Qashqai’ın, Hypertronic adlı CVT otomatik şanzımanı, (kökeni Primera’ya kadar uzanan sürekli değişken oranlı vites kutusu) istenildiğinde manuel olarak da kullanılabiliyor. Otomobili daha diri ve akıcı kullanmak için CVT şanzımanın tepkilerine alışmak ve doğru hızlarda doğru vitesleri seçmek gerekiyor. Verdiğimiz emirlere tepkileri hızlı ve doğru olan şanzıman, CVT vites kutularının çoğunun ortak problemi olan gecikmeli ve kısa tepkisizlikten sonra adeta patlayarak güç aktarımı sorununu yaşatmıyor.
“Yüksek station wagon”umuzu (!) -literatürde ‘crossover’ olarak geçiyor!- SUV’lara hesaplı alternatif haline getiren kontrol ünitesi All Mode 4x4, vites konsoluna yerleştirilmiş; yani her an el altında. Değişen yol ve sürüş koşullarına göre Qashqai’yı hem önden çekişli, hem de dört tekerlekten çekişli olarak kullanmak mümkün. Konsoldaki dairesel kumandayla sürüş modları seçilebiliyor. 2WD modunda önden çekişli olarak yakıt ekonomisine hizmet edecek şekilde kullanabildiğimiz otomobil, Auto modu seçildiğinde tekerleklerden birinde patinaj ya da kayma olduğunda gücü arka akslara da aktarıp “gerektiğinde 4x4” özelliği kazanıyor. Lock ise sürekli dört tekerlekten çekişe kilitliyor.
Şüphesiz bu otomobille patika yolculukları dışında iddialı arazi sürüşleri yapmak mümkün değil ama kar olsun yağmur olsun kaygan yüzeylerde sorunsuz ilerlemek mümkün olabiliyor. Zaten cüsseli SUV’lerin de çoğunda bundan fazlası hayal. Önde McPherson, arkada bağımsız çok kollu süspansiyon sistemine sahip olan Qashqai, düzgün asfaltta ‘düzgün kullanıldığında’ sürüş konforunu üst düzeyde tutabiliyor. Şehirde de dört tekerlekten çekiş sistemine güvenip riskli kullanımlara kalkışmak tutunma kayıplarıyla sonlanıyor; sonuçta bu otomobil yüksek! Yoldan çıkıp patika yolculuğuna başladığımızdaysa mekanik aksamlardan gelen gürültü ve dolayısıyla biraz sarsıntı da bize eşlik ediyor.

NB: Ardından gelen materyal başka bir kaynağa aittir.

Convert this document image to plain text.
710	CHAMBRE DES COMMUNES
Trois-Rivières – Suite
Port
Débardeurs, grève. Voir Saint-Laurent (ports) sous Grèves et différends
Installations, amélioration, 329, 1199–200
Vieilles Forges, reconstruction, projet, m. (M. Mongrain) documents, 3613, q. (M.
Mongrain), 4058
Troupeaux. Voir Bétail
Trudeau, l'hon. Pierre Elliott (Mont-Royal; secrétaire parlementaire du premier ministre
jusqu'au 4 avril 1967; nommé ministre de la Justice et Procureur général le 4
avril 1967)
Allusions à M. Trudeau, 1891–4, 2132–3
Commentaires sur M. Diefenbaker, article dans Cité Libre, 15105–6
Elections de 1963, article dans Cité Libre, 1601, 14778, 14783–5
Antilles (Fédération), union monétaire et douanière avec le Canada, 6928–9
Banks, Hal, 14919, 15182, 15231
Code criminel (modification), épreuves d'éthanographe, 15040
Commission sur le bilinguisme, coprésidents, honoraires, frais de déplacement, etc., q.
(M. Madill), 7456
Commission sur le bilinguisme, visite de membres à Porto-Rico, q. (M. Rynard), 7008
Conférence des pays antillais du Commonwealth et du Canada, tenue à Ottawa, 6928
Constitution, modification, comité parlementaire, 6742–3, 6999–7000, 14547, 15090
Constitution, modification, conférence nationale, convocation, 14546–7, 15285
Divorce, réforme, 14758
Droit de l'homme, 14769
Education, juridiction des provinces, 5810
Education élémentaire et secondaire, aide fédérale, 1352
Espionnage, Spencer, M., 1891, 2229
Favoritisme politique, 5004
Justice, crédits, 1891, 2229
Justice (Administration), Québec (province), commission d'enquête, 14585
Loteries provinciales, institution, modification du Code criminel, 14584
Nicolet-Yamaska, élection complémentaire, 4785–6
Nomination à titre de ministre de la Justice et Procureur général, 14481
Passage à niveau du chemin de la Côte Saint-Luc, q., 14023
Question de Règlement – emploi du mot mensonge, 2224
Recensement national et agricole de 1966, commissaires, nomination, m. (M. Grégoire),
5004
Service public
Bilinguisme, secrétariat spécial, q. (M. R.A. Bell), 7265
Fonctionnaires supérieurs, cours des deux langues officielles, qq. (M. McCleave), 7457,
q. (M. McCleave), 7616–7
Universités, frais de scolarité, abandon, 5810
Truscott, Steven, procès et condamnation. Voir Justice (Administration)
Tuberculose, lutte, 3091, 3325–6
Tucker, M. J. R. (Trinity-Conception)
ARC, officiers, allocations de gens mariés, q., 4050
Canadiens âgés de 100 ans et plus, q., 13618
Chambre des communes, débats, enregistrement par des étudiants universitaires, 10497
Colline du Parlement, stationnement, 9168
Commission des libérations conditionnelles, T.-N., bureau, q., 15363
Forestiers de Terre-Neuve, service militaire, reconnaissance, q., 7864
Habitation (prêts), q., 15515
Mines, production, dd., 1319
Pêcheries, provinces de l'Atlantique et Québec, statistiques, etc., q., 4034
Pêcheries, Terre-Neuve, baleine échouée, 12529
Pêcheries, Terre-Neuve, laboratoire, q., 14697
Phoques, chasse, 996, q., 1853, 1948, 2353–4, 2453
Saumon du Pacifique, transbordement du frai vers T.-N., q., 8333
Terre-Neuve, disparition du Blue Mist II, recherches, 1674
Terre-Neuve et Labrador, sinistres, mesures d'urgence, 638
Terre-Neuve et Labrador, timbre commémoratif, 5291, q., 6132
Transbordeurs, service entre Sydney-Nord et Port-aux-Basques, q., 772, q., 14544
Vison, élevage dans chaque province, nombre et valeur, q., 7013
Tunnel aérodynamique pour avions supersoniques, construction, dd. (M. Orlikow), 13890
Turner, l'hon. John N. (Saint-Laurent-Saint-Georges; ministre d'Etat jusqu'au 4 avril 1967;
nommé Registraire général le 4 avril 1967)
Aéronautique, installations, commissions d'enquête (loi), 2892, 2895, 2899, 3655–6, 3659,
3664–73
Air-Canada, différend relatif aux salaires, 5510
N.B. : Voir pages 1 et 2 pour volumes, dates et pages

Qashqai’ın süspansiyonu tatlı sert koşulları bile pek sevmiyor. Bu denemeden otomobilin sadece şehir bulvarlarında dolaşmayı sevdiğini notlarımıza ekliyoruz. Zaten iddiası da SUV’ların yaptığını daha hesaplı fiyata, üzerinde şehir trafiğinde gerekmeyecek yükler taşımadan yapmak değil miydi?